Convering by triples
Data: A set Y of cardinality 3n and a family C = ($C_{1},...C_{m}$) of triples of elements of Y: for all i, $C_{i}$ $\subset Y$ and |$C_{i}$| = 3.
We admit that COVERING BY TRIPLES is NP-complete.
Problem: Is there a subset $C^{'}$ of C which forms a partition of Y: i.e. such that the element of $C^{'}$ are pairwise distinct and the union of $C^{'}$ is Y?
Prove that the problem is in NP-complete.

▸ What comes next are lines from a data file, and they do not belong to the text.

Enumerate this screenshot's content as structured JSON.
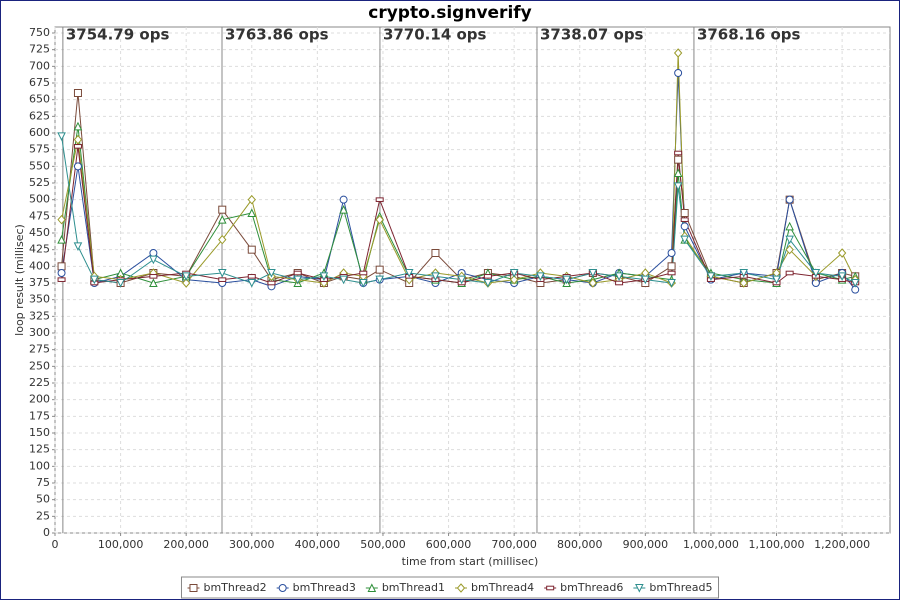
{
  "chart_data": {
    "type": "line",
    "title": "crypto.signverify",
    "x_label": "time from start (millisec)",
    "y_label": "loop result (millisec)",
    "xlim": [
      0,
      1273000
    ],
    "ylim": [
      0,
      759
    ],
    "xticks": [
      0,
      {
        "value": 100000,
        "label": "100,000"
      },
      {
        "value": 200000,
        "label": "200,000"
      },
      {
        "value": 300000,
        "label": "300,000"
      },
      {
        "value": 400000,
        "label": "400,000"
      },
      {
        "value": 500000,
        "label": "500,000"
      },
      {
        "value": 600000,
        "label": "600,000"
      },
      {
        "value": 700000,
        "label": "700,000"
      },
      {
        "value": 800000,
        "label": "800,000"
      },
      {
        "value": 900000,
        "label": "900,000"
      },
      {
        "value": 1000000,
        "label": "1,000,000"
      },
      {
        "value": 1100000,
        "label": "1,100,000"
      },
      {
        "value": 1200000,
        "label": "1,200,000"
      }
    ],
    "yticks": [
      0,
      25,
      50,
      75,
      100,
      125,
      150,
      175,
      200,
      225,
      250,
      275,
      300,
      325,
      350,
      375,
      400,
      425,
      450,
      475,
      500,
      525,
      550,
      575,
      600,
      625,
      650,
      675,
      700,
      725,
      750
    ],
    "grid": true,
    "intervals": [
      {
        "start": 12000,
        "label": "3754.79 ops"
      },
      {
        "start": 254600,
        "label": "3763.86 ops"
      },
      {
        "start": 495400,
        "label": "3770.14 ops"
      },
      {
        "start": 734800,
        "label": "3738.07 ops"
      },
      {
        "start": 974100,
        "label": "3768.16 ops"
      }
    ],
    "x": [
      10000,
      35000,
      60000,
      100000,
      150000,
      200000,
      255000,
      300000,
      330000,
      370000,
      410000,
      440000,
      470000,
      495000,
      540000,
      580000,
      620000,
      660000,
      700000,
      740000,
      780000,
      820000,
      860000,
      900000,
      940000,
      950000,
      960000,
      1000000,
      1050000,
      1100000,
      1120000,
      1160000,
      1200000,
      1220000
    ],
    "series": [
      {
        "name": "bmThread2",
        "color": "#7a4a3a",
        "marker": "square",
        "values": [
          400,
          660,
          380,
          375,
          390,
          385,
          485,
          425,
          380,
          390,
          375,
          385,
          380,
          395,
          375,
          420,
          380,
          390,
          385,
          375,
          380,
          390,
          385,
          375,
          400,
          560,
          480,
          385,
          375,
          390,
          500,
          380,
          390,
          385
        ]
      },
      {
        "name": "bmThread3",
        "color": "#2a4f9e",
        "marker": "circle",
        "values": [
          390,
          550,
          375,
          385,
          420,
          380,
          375,
          380,
          370,
          385,
          380,
          500,
          375,
          380,
          385,
          375,
          390,
          380,
          375,
          385,
          380,
          375,
          390,
          385,
          420,
          690,
          460,
          380,
          390,
          385,
          500,
          375,
          390,
          365
        ]
      },
      {
        "name": "bmThread1",
        "color": "#2f8f3a",
        "marker": "triangle",
        "values": [
          440,
          610,
          380,
          390,
          375,
          385,
          470,
          480,
          380,
          375,
          390,
          485,
          380,
          475,
          385,
          380,
          375,
          390,
          380,
          385,
          375,
          380,
          390,
          385,
          380,
          540,
          440,
          390,
          380,
          375,
          460,
          390,
          380,
          385
        ]
      },
      {
        "name": "bmThread4",
        "color": "#9a9a2a",
        "marker": "diamond",
        "values": [
          470,
          590,
          385,
          380,
          390,
          375,
          440,
          500,
          385,
          380,
          375,
          390,
          385,
          470,
          380,
          390,
          385,
          375,
          380,
          390,
          385,
          375,
          380,
          390,
          375,
          720,
          445,
          385,
          375,
          390,
          425,
          385,
          420,
          380
        ]
      },
      {
        "name": "bmThread6",
        "color": "#7d2430",
        "marker": "bar",
        "values": [
          380,
          580,
          375,
          380,
          385,
          390,
          380,
          385,
          375,
          390,
          380,
          385,
          390,
          500,
          385,
          380,
          375,
          385,
          390,
          380,
          385,
          390,
          375,
          380,
          390,
          570,
          470,
          380,
          385,
          375,
          390,
          385,
          380,
          375
        ]
      },
      {
        "name": "bmThread5",
        "color": "#2e8f8f",
        "marker": "down",
        "values": [
          595,
          430,
          380,
          375,
          410,
          385,
          390,
          375,
          390,
          380,
          385,
          380,
          375,
          380,
          390,
          385,
          380,
          375,
          390,
          385,
          380,
          390,
          385,
          380,
          375,
          520,
          440,
          385,
          390,
          380,
          440,
          390,
          385,
          375
        ]
      }
    ]
  }
}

1) Let G = (X,E) be a graph, S a subset of X and an interger k, we construct the following instance of COVERING BY TRIPLES by considering as a set Y = $S_{1}$ $\cup$ $S_{2}$ $\cup$ $S_{3}$, where the $S_{i}$ are some disjoint copies of S as family of triples C, the triples (x,y,z) of $S_{1}$ $\times$ $S_{2}$ $\times$ $S_{3}$ such that there exists in G a tree of size at most [3k/|Y|] containning the vertices of G which correspond to x, y and z.
2) Let be given a subet Y of size 3n and a family C of triples of Y. We construct an instance with X = {$x_{0}$} $\cup$ C $\cup$ Y as a set of vertices, E = {$x_{0},c$ $\in C$} $\cup$ {(c,y)| c $\in$ C, y $\in$ Y} as a set of edges and S = {$x_{0}$} $\cup$ Y as the set of vertices to be connected and the maximal size of the network must be k = 4n.
Please help me why one of the two constructions that are proposed might be useful, while the other clearly cannot be of any help?, thanks a lot.